The convolution is defined on the node-edge-node triplets $(t_{i}, r_{ij}, t_{i})$ instead of on only node.For node $t_{i}$, for each nieghbour $t_{j}$ the visual features are combined into the neighbourhood representation by using a multi layer perceptron network.

$$\mathbf { h } _ { i j } = g \left( \mathbf { t } _ { i } , \mathbf { r } _ { i j } , \mathbf { t } _ { j } \right) = \operatorname { MLP } \left( \left[ \mathbf { t } _ { i } \left| \mathbf { r } _ { i j } \right| \mathbf { t } _ { j } \right] \right) $$

where $||$ is the concatenate operation.

The graph convolution defined based on self-attention mechanism. Since it is a fully connected graph, the output hidden representation is computed by attending to all the other nodes.

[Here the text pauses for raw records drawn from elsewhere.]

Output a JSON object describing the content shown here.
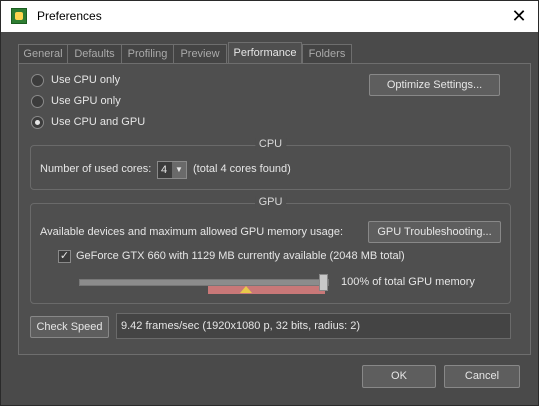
{
  "window": {
    "title": "Preferences",
    "close_glyph": "✕"
  },
  "tabs": [
    {
      "label": "General",
      "active": false
    },
    {
      "label": "Defaults",
      "active": false
    },
    {
      "label": "Profiling",
      "active": false
    },
    {
      "label": "Preview",
      "active": false
    },
    {
      "label": "Performance",
      "active": true
    },
    {
      "label": "Folders",
      "active": false
    }
  ],
  "performance": {
    "mode_options": [
      {
        "label": "Use CPU only",
        "checked": false
      },
      {
        "label": "Use GPU only",
        "checked": false
      },
      {
        "label": "Use CPU and GPU",
        "checked": true
      }
    ],
    "optimize_button": "Optimize Settings...",
    "cpu": {
      "group_title": "CPU",
      "cores_label": "Number of used cores:",
      "cores_value": "4",
      "cores_total": "(total 4 cores found)"
    },
    "gpu": {
      "group_title": "GPU",
      "devices_label": "Available devices and maximum allowed GPU memory usage:",
      "troubleshoot_button": "GPU Troubleshooting...",
      "device": {
        "checked": true,
        "label": "GeForce GTX 660 with 1129 MB currently available (2048 MB total)"
      },
      "memory_percent": 100,
      "memory_label": "100%  of total GPU memory"
    },
    "check_speed_button": "Check Speed",
    "speed_readout": "9.42 frames/sec (1920x1080 p, 32 bits, radius: 2)"
  },
  "footer": {
    "ok_button": "OK",
    "cancel_button": "Cancel"
  },
  "icons": {
    "app": "app-icon",
    "radio_checked": "radio-checked",
    "checkbox_check": "✓",
    "dropdown_arrow": "▼"
  },
  "colors": {
    "window_bg": "#4a4a4a",
    "panel_bg": "#4f4f4f",
    "text": "#e6e6e6",
    "slider_range": "#c97878",
    "marker": "#e8c84a"
  }
}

The output embedding $\mathbf { t } _ { i } ^ { \prime }$ of the layer for node $t_{i}$ is computed by

$$\mathbf { t } _ { i } ^ { \prime } = \sigma \left( \sum _ { j \in { 1 , \cdots , n } } \alpha _ { i j } \mathbf { h } _ { i j } \right)$$

where $\alpha{ij}$ are the attention coefficients and $\sigma$ is an activation function.

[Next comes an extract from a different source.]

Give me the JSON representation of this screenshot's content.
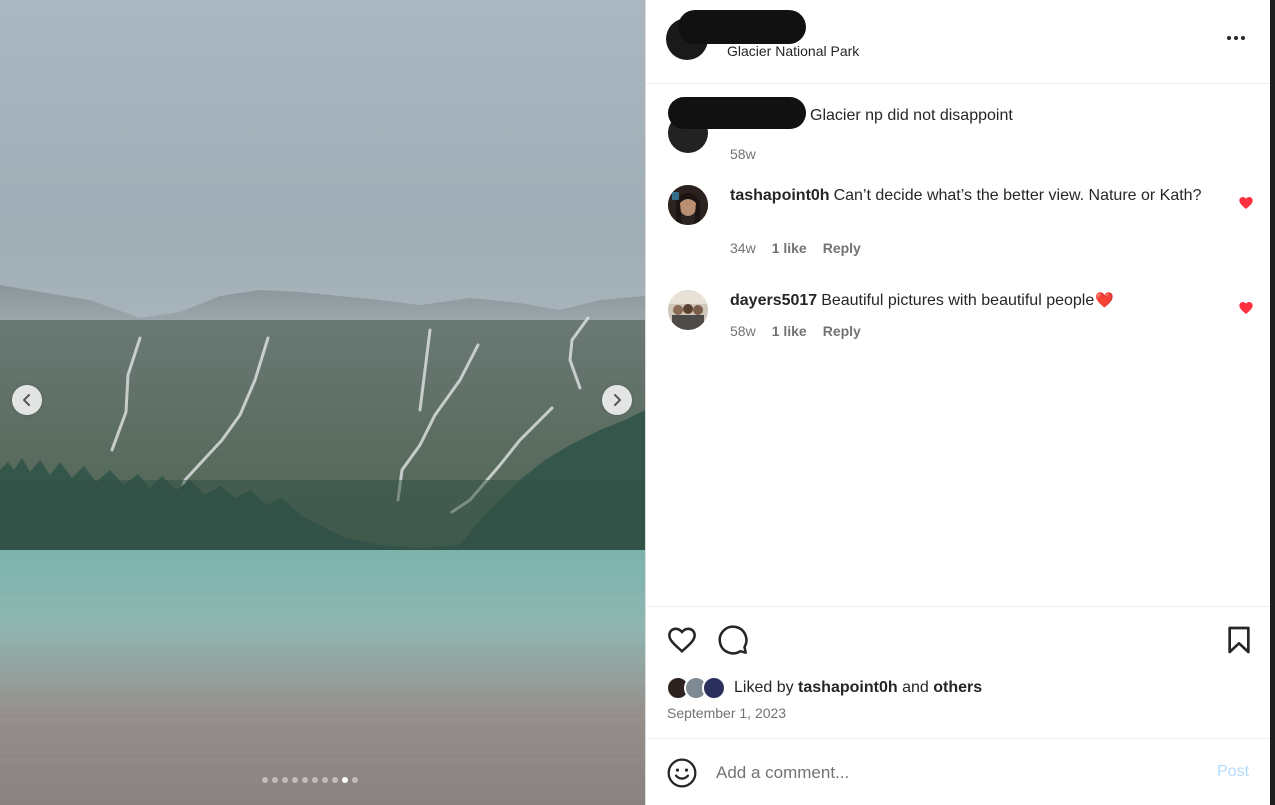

The attention mechanism is,

$$\alpha _ { i j } = \frac { \exp \left( \text { Leaky Relu } \left( \mathbf { w } _ { a } ^ { T } \mathbf { h } _ { i j } \right) \right) } { \sum _ { j \in { 1 , \cdots , n } } \exp \left( \operatorname { Leaky } \operatorname { Relu } \left( \mathbf { w } _ { a } ^ { T } \mathbf { h } _ { i j } \right) \right) }$$

The node embedding $\mathbf { t } _ { i } ^ { \prime }$ is concatentated with word2vec token embeddings of the tokens present in the node and they are fed to a Bi-LSTM-CRF network for entity extraction.

#### Comments

- This work shows a novel way to represent documents by graphs where you can naturally combine visual and textual features. By using graph convolutions multimodal features were efficiently combined for downstream tasks.
- Adding metadata information to the features might boost the performance.
- The latest language models such as BERT, Transformers, ELMO, ULMFiT etc can be used instead of word2vec.